Humic acid products have been around for several decades in various forms. Since there is some confusion among turf professionals with respect to what benefits humic acids actually provide to turfgrass, some background information and a review of published literature can help clarify things.
Humic substances are the dark-colored substances that remain after the natural degradation of biomatter that are resistant to further degradation. Certain types of coal or substances that are similar to coal but younger are typically used to manufacture humic acid products. The concentration of humic acid in different humic substances varies considerably and manufacturers often claim that their source is better than another. My discussions with leading researchers on humic substances indicate that the humic acid you get from one source isn’t better than another as long the humic acid is extracted prior to formulation. In research settings, the most successful products are formulated from humic acid that has been extracted from the raw material. These are then formulated into both liquid and dry products. Some products are simply processed raw humic substances with no extraction taking place beforehand, which tend to be less effective.
How does humic help turf and soil?
There are many claims about what humic acid applications do for turf and soil. Examples include: increasing organic matter, increasing CEC, increased germination, increased micronutrient availability, etc.

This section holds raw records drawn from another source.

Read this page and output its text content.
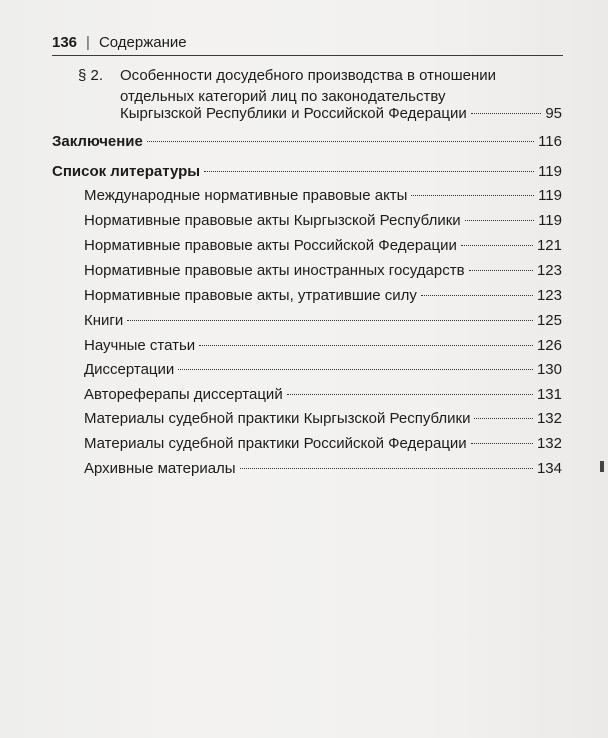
136 | Содержание
§ 2. Особенности досудебного производства в отношении
отдельных категорий лиц по законодательству
Кыргызской Республики и Российской Федерации	95
Заключение	116
Список литературы	119
Международные нормативные правовые акты	119
Нормативные правовые акты Кыргызской Республики	119
Нормативные правовые акты Российской Федерации	121
Нормативные правовые акты иностранных государств	123
Нормативные правовые акты, утратившие силу	123
Книги	125
Научные статьи	126
Диссертации	130
Автореферапы диссертаций	131
Материалы судебной практики Кыргызской Республики	132
Материалы судебной практики Российской Федерации	132
Архивные материалы	134
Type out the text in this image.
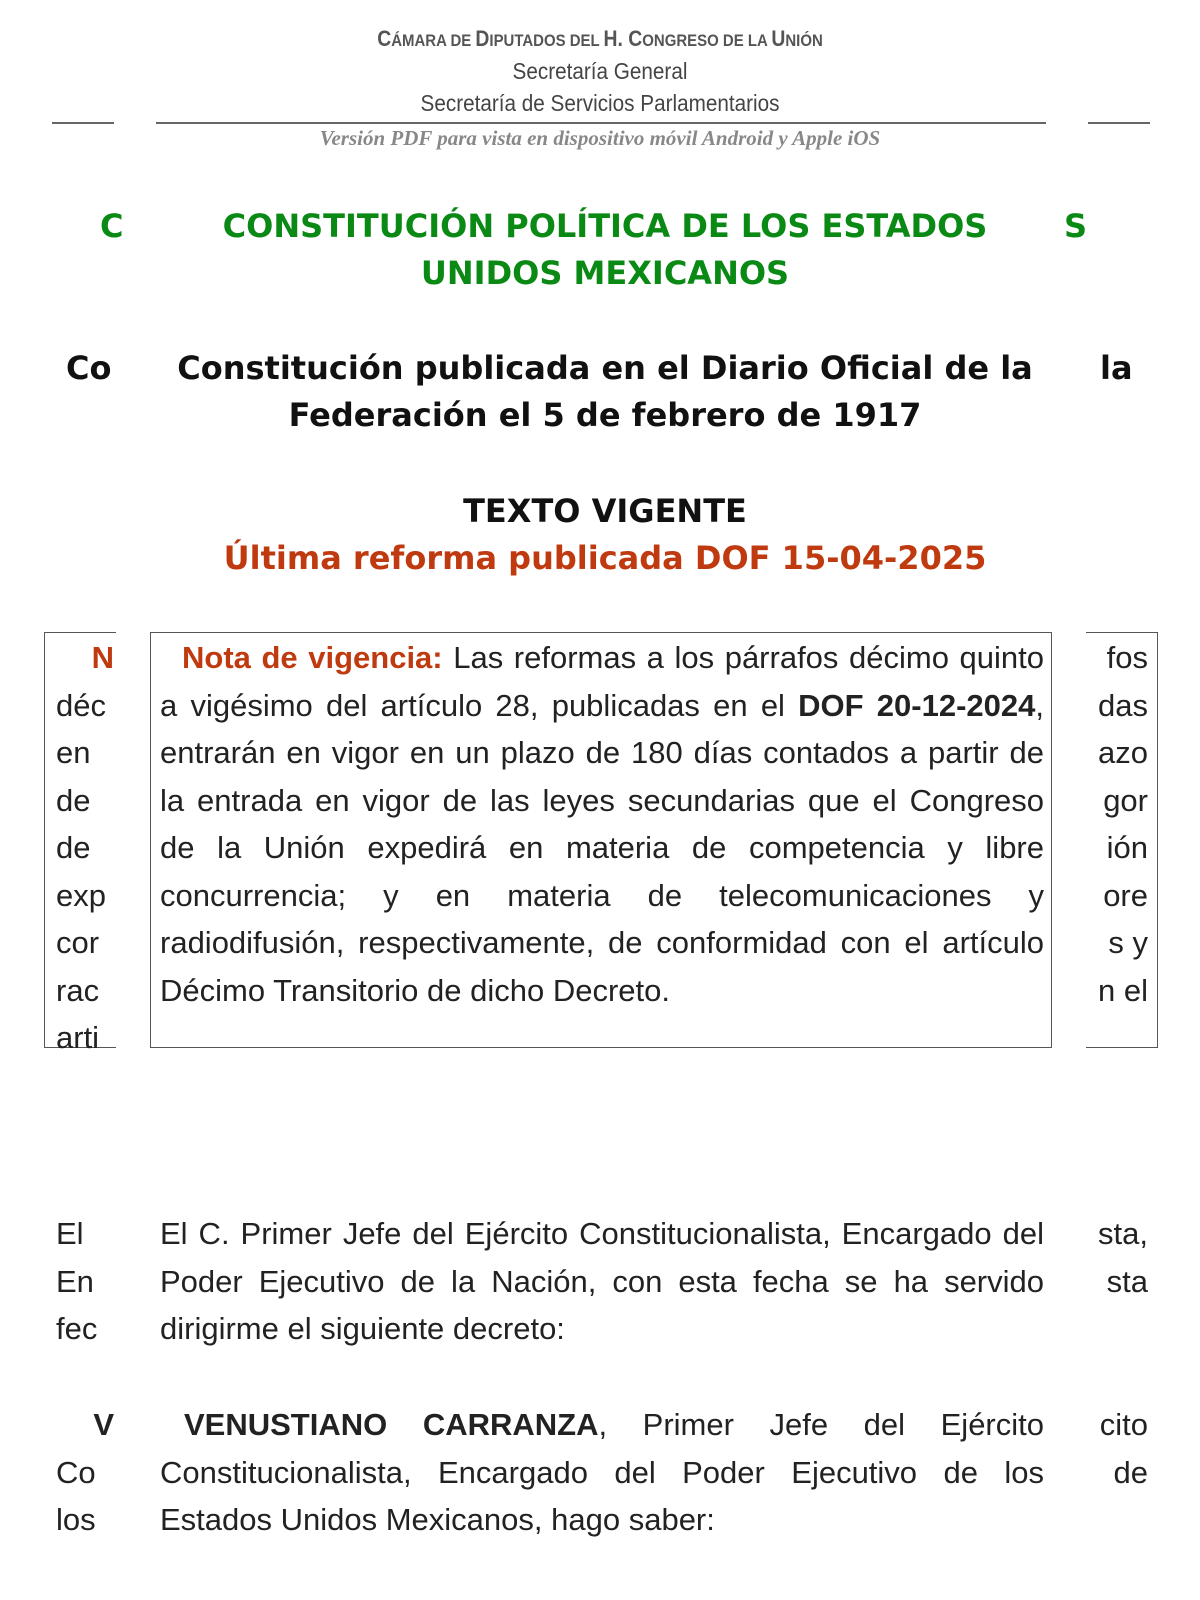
CÁMARA DE DIPUTADOS DEL H. CONGRESO DE LA UNIÓN
Secretaría General
Secretaría de Servicios Parlamentarios
Versión PDF para vista en dispositivo móvil Android y Apple iOS
CONSTITUCIÓN POLÍTICA DE LOS ESTADOS
UNIDOS MEXICANOS
Constitución publicada en el Diario Oficial de la
Federación el 5 de febrero de 1917
TEXTO VIGENTE
Última reforma publicada DOF 15-04-2025
Nota de vigencia: Las reformas a los párrafos décimo quinto a vigésimo del artículo 28, publicadas en el DOF 20-12-2024, entrarán en vigor en un plazo de 180 días contados a partir de la entrada en vigor de las leyes secundarias que el Congreso de la Unión expedirá en materia de competencia y libre concurrencia; y en materia de telecomunicaciones y radiodifusión, respectivamente, de conformidad con el artículo Décimo Transitorio de dicho Decreto.
El C. Primer Jefe del Ejército Constitucionalista, Encargado del Poder Ejecutivo de la Nación, con esta fecha se ha servido dirigirme el siguiente decreto:
VENUSTIANO CARRANZA, Primer Jefe del Ejército Constitucionalista, Encargado del Poder Ejecutivo de los Estados Unidos Mexicanos, hago saber:
C	S
Co	la
N
déc
en
de
de
exp
cor
rac
arti
fos
das
azo
gor
ión
ore
s y
n el
El
En
fec
sta,
sta
V
Co
los
cito
de
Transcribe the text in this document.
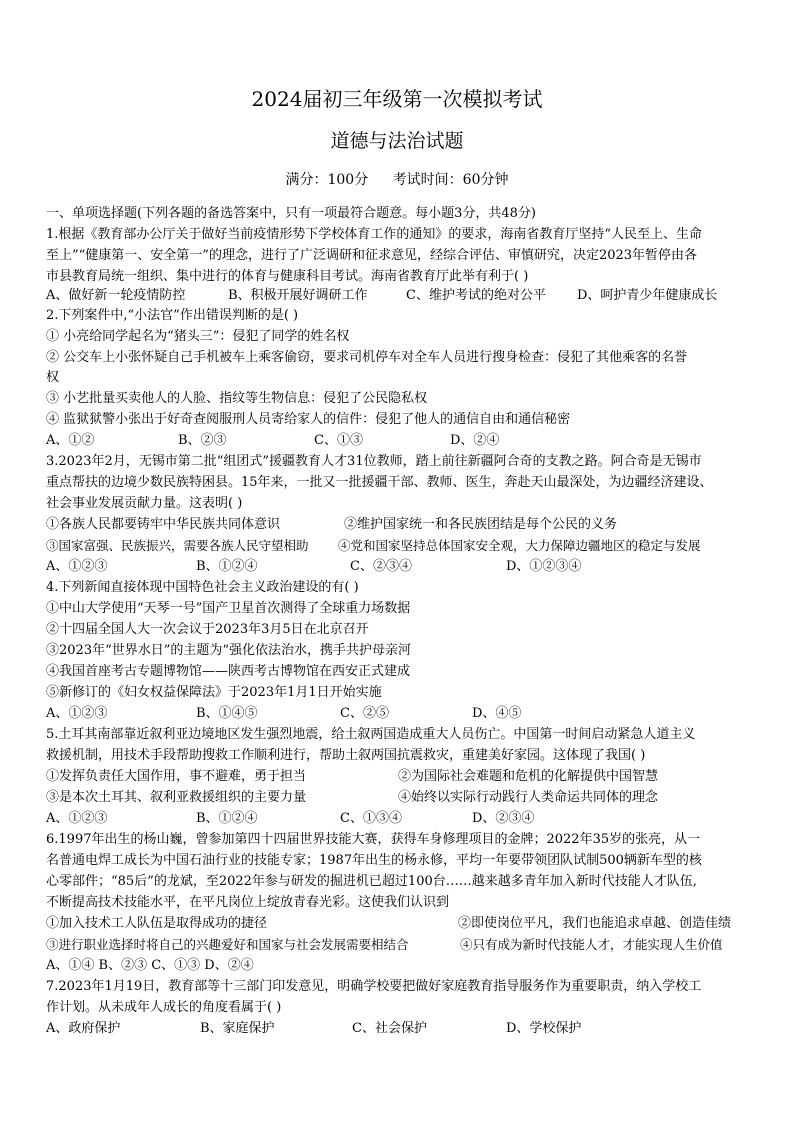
2024届初三年级第一次模拟考试
道德与法治试题
满分：100分 考试时间：60分钟
一、单项选择题(下列各题的备选答案中，只有一项最符合题意。每小题3分，共48分)
1.根据《教育部办公厅关于做好当前疫情形势下学校体育工作的通知》的要求，海南省教育厅坚持“人民至上、生命
至上”“健康第一、安全第一”的理念，进行了广泛调研和征求意见，经综合评估、审慎研究，决定2023年暂停由各
市县教育局统一组织、集中进行的体育与健康科目考试。海南省教育厅此举有利于( )
A、做好新一轮疫情防控	B、积极开展好调研工作	C、维护考试的绝对公平 D、呵护青少年健康成长
2.下列案件中,“小法官”作出错误判断的是( )
① 小亮给同学起名为“猪头三”：侵犯了同学的姓名权
② 公交车上小张怀疑自己手机被车上乘客偷窃，要求司机停车对全车人员进行搜身检查：侵犯了其他乘客的名誉
权
③ 小艺批量买卖他人的人脸、指纹等生物信息：侵犯了公民隐私权
④ 监狱狱警小张出于好奇查阅服刑人员寄给家人的信件：侵犯了他人的通信自由和通信秘密
A、①②	B、②③	C、①③	D、②④
3.2023年2月，无锡市第二批“组团式”援疆教育人才31位教师，踏上前往新疆阿合奇的支教之路。阿合奇是无锡市
重点帮扶的边境少数民族特困县。15年来，一批又一批援疆干部、教师、医生，奔赴天山最深处，为边疆经济建设、
社会事业发展贡献力量。这表明( )
①各族人民都要铸牢中华民族共同体意识	②维护国家统一和各民族团结是每个公民的义务
③国家富强、民族振兴，需要各族人民守望相助 ④党和国家坚持总体国家安全观，大力保障边疆地区的稳定与发展
A、①②③	B、①②④	C、②③④	D、①②③④
4.下列新闻直接体现中国特色社会主义政治建设的有( )
①中山大学使用“天琴一号”国产卫星首次测得了全球重力场数据
②十四届全国人大一次会议于2023年3月5日在北京召开
③2023年“世界水日”的主题为“强化依法治水，携手共护母亲河
④我国首座考古专题博物馆——陕西考古博物馆在西安正式建成
⑤新修订的《妇女权益保障法》于2023年1月1日开始实施
A、①②③	B、①④⑤	C、②⑤	D、④⑤
5.土耳其南部靠近叙利亚边境地区发生强烈地震，给土叙两国造成重大人员伤亡。中国第一时间启动紧急人道主义
救援机制，用技术手段帮助搜救工作顺利进行，帮助土叙两国抗震救灾，重建美好家园。这体现了我国( )
①发挥负责任大国作用，事不避难，勇于担当	②为国际社会难题和危机的化解提供中国智慧
③是本次土耳其、叙利亚救援组织的主要力量	④始终以实际行动践行人类命运共同体的理念
A、①②③	B、①②④	C、①③④	D、②③④
6.1997年出生的杨山巍，曾参加第四十四届世界技能大赛，获得车身修理项目的金牌；2022年35岁的张亮，从一
名普通电焊工成长为中国石油行业的技能专家；1987年出生的杨永修，平均一年要带领团队试制500辆新车型的核
心零部件；“85后”的龙斌，至2022年参与研发的掘进机已超过100台……越来越多青年加入新时代技能人才队伍,
不断提高技术技能水平，在平凡岗位上绽放青春光彩。这使我们认识到
①加入技术工人队伍是取得成功的捷径	②即使岗位平凡，我们也能追求卓越、创造佳绩
③进行职业选择时将自己的兴趣爱好和国家与社会发展需要相结合	④只有成为新时代技能人才，才能实现人生价值
A、①④ B、②③ C、①③ D、②④
7.2023年1月19日，教育部等十三部门印发意见，明确学校要把做好家庭教育指导服务作为重要职责，纳入学校工
作计划。从未成年人成长的角度看属于( )
A、政府保护	B、家庭保护	C、社会保护	D、学校保护
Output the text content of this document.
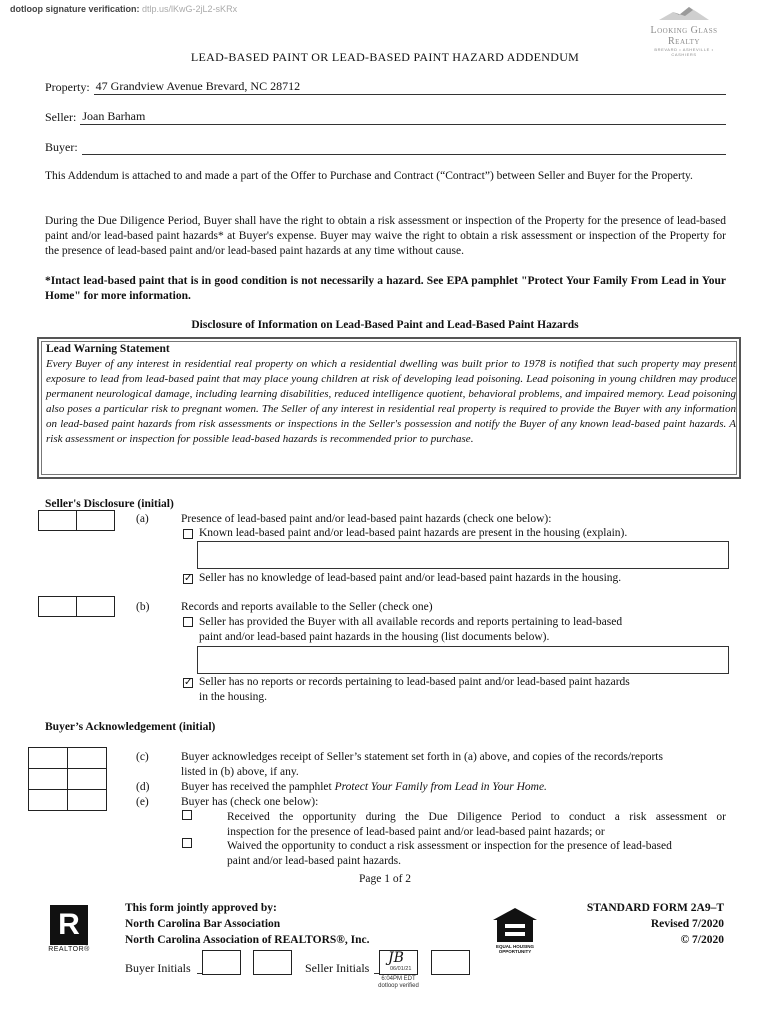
dotloop signature verification: dtlp.us/lKwG-2jL2-sKRx
Looking Glass Realty
BREVARD • ASHEVILLE • CASHIERS
LEAD-BASED PAINT OR LEAD-BASED PAINT HAZARD ADDENDUM
Property: 47 Grandview Avenue Brevard, NC 28712
Seller: Joan Barham
Buyer:
This Addendum is attached to and made a part of the Offer to Purchase and Contract (“Contract”) between Seller and Buyer for the Property.
During the Due Diligence Period, Buyer shall have the right to obtain a risk assessment or inspection of the Property for the presence of lead-based paint and/or lead-based paint hazards* at Buyer's expense. Buyer may waive the right to obtain a risk assessment or inspection of the Property for the presence of lead-based paint and/or lead-based paint hazards at any time without cause.
*Intact lead-based paint that is in good condition is not necessarily a hazard. See EPA pamphlet "Protect Your Family From Lead in Your Home" for more information.
Disclosure of Information on Lead-Based Paint and Lead-Based Paint Hazards
Lead Warning Statement
Every Buyer of any interest in residential real property on which a residential dwelling was built prior to 1978 is notified that such property may present exposure to lead from lead-based paint that may place young children at risk of developing lead poisoning. Lead poisoning in young children may produce permanent neurological damage, including learning disabilities, reduced intelligence quotient, behavioral problems, and impaired memory. Lead poisoning also poses a particular risk to pregnant women. The Seller of any interest in residential real property is required to provide the Buyer with any information on lead-based paint hazards from risk assessments or inspections in the Seller's possession and notify the Buyer of any known lead-based paint hazards. A risk assessment or inspection for possible lead-based hazards is recommended prior to purchase.
Seller's Disclosure (initial)
(a)	Presence of lead-based paint and/or lead-based paint hazards (check one below):
Known lead-based paint and/or lead-based paint hazards are present in the housing (explain).
✓ Seller has no knowledge of lead-based paint and/or lead-based paint hazards in the housing.
(b)	Records and reports available to the Seller (check one)
Seller has provided the Buyer with all available records and reports pertaining to lead-based
paint and/or lead-based paint hazards in the housing (list documents below).
✓ Seller has no reports or records pertaining to lead-based paint and/or lead-based paint hazards
in the housing.
Buyer’s Acknowledgement (initial)
(c)	Buyer acknowledges receipt of Seller’s statement set forth in (a) above, and copies of the records/reports
listed in (b) above, if any.
(d)	Buyer has received the pamphlet Protect Your Family from Lead in Your Home.
(e)	Buyer has (check one below):
Received the opportunity during the Due Diligence Period to conduct a risk assessment or
inspection for the presence of lead-based paint and/or lead-based paint hazards; or
Waived the opportunity to conduct a risk assessment or inspection for the presence of lead-based
paint and/or lead-based paint hazards.
Page 1 of 2
R
REALTOR®
This form jointly approved by:
North Carolina Bar Association
North Carolina Association of REALTORS®, Inc.
EQUAL HOUSING OPPORTUNITY
STANDARD FORM 2A9–T
Revised 7/2020
© 7/2020
Buyer Initials	Seller Initials
JB
06/01/21
6:04PM EDT
dotloop verified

However, the most consistently observed effect from humic acid applications is a stimulatory effect, usually measured in root and shoot mass increases. A stimulated plant will have more demand for nutrients and therefore will interact with more nutrients, water, and biology in the soil. This leads to claims of better nutrient use efficiency and availability. Even though the mechanism that causes these effects isn’t fully understood, some leading theories propose that humic acids have a hormone-like effect in the plant, leading to some of the observed benefits. It should be noted that humic acid will not affect the organic matter or CEC values in the soil as the application rates used do not provide enough organic matter to alter those soil properties.
When does humic work best?
Typically, humic products work best in altered or difficult conditions although benefits can still be observed in normally productive soils. Sand-based greens and athletic fields are a prime target for humic product use. Several published studies have observed the stimulatory plant growth effect and subsequent benefits to the turf stand.